DTGAN: Dual Attention Generative Adversarial Networks for Text-to-Image   Generation

Zhenxing Zhang; Lambert Schomaker

arXiv:2011.02709·cs.CV·May 10, 2022

DTGAN: Dual Attention Generative Adversarial Networks for Text-to-Image Generation

Zhenxing Zhang, Lambert Schomaker

PDF

TL;DR

DTGAN introduces a single-generator, attention-based model for text-to-image synthesis that improves image quality and semantic consistency, reducing complexity and training time compared to multi-stage approaches.

Contribution

The paper proposes DTGAN, a novel single-generator/discriminator framework with attention modules and a new visual loss for improved text-to-image generation.

Findings

01

Outperforms state-of-the-art multi-stage models on benchmark datasets.

02

Attention modules effectively localize discriminative regions and capture global visual content.

03

Enhances image resolution with a new visual loss ensuring vivid shapes and colors.

Abstract

Most existing text-to-image generation methods adopt a multi-stage modular architecture which has three significant problems: 1) Training multiple networks increases the run time and affects the convergence and stability of the generative model; 2) These approaches ignore the quality of early-stage generator images; 3) Many discriminators need to be trained.
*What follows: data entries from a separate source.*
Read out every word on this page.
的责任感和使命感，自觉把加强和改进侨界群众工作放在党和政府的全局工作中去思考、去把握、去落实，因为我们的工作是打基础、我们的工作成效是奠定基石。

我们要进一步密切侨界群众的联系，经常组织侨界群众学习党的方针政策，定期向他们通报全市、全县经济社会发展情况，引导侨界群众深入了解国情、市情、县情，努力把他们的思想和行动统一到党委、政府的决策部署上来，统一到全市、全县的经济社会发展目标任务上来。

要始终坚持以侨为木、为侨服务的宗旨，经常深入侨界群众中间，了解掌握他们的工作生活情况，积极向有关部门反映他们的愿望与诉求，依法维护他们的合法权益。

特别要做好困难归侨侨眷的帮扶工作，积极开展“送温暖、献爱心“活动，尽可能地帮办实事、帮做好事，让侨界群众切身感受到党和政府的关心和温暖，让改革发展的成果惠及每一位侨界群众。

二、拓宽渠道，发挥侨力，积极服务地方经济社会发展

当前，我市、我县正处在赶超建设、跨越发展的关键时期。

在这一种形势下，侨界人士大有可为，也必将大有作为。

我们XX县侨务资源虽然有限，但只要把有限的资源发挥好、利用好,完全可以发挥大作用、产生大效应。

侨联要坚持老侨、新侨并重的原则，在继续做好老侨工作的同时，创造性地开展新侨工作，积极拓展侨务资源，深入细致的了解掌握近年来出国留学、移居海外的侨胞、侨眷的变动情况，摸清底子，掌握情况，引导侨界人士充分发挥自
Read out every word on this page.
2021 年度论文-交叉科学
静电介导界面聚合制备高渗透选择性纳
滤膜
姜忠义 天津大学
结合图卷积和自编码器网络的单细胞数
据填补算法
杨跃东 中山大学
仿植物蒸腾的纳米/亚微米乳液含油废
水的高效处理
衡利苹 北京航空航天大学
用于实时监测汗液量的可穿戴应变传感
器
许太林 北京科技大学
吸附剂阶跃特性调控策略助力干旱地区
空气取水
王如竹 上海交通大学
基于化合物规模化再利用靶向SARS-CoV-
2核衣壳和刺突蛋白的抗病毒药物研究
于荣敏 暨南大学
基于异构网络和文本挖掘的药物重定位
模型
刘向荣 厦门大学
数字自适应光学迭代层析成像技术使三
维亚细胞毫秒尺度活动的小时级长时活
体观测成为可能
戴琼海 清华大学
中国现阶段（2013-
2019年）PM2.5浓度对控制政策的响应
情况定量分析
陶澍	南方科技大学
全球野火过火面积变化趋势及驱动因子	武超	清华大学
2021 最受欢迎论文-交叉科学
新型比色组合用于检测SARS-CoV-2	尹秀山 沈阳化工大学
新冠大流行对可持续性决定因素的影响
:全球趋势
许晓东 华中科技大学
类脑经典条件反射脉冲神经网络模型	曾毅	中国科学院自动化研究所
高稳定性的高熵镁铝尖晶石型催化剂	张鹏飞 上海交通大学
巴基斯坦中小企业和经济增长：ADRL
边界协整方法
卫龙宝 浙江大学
To this end, we propose the Dual Attention Generative Adversarial Network (DTGAN) which can synthesize high-quality and semantically consistent images only employing a single generator/discriminator pair. The proposed model introduces channel-aware and pixel-aware attention modules that can guide the generator to focus on text-relevant channels and pixels based on the global sentence vector and to fine-tune original feature maps using attention weights. Also, Conditional Adaptive Instance-Layer Normalization (CAdaILN) is presented…

Peer Reviews

No public reviews on file for this paper yet. If you reviewed it on a platform where reviews are public (OpenReview, ICLR, NeurIPS, ICML), you can paste yours below so the community can read it here.

Videos

No videos yet. Explain this paper in a talk, walkthrough, or lecture? Add one.

Taxonomy

MethodsSix Ways To Communicate To Someone At Expedia Via Phone And Email's.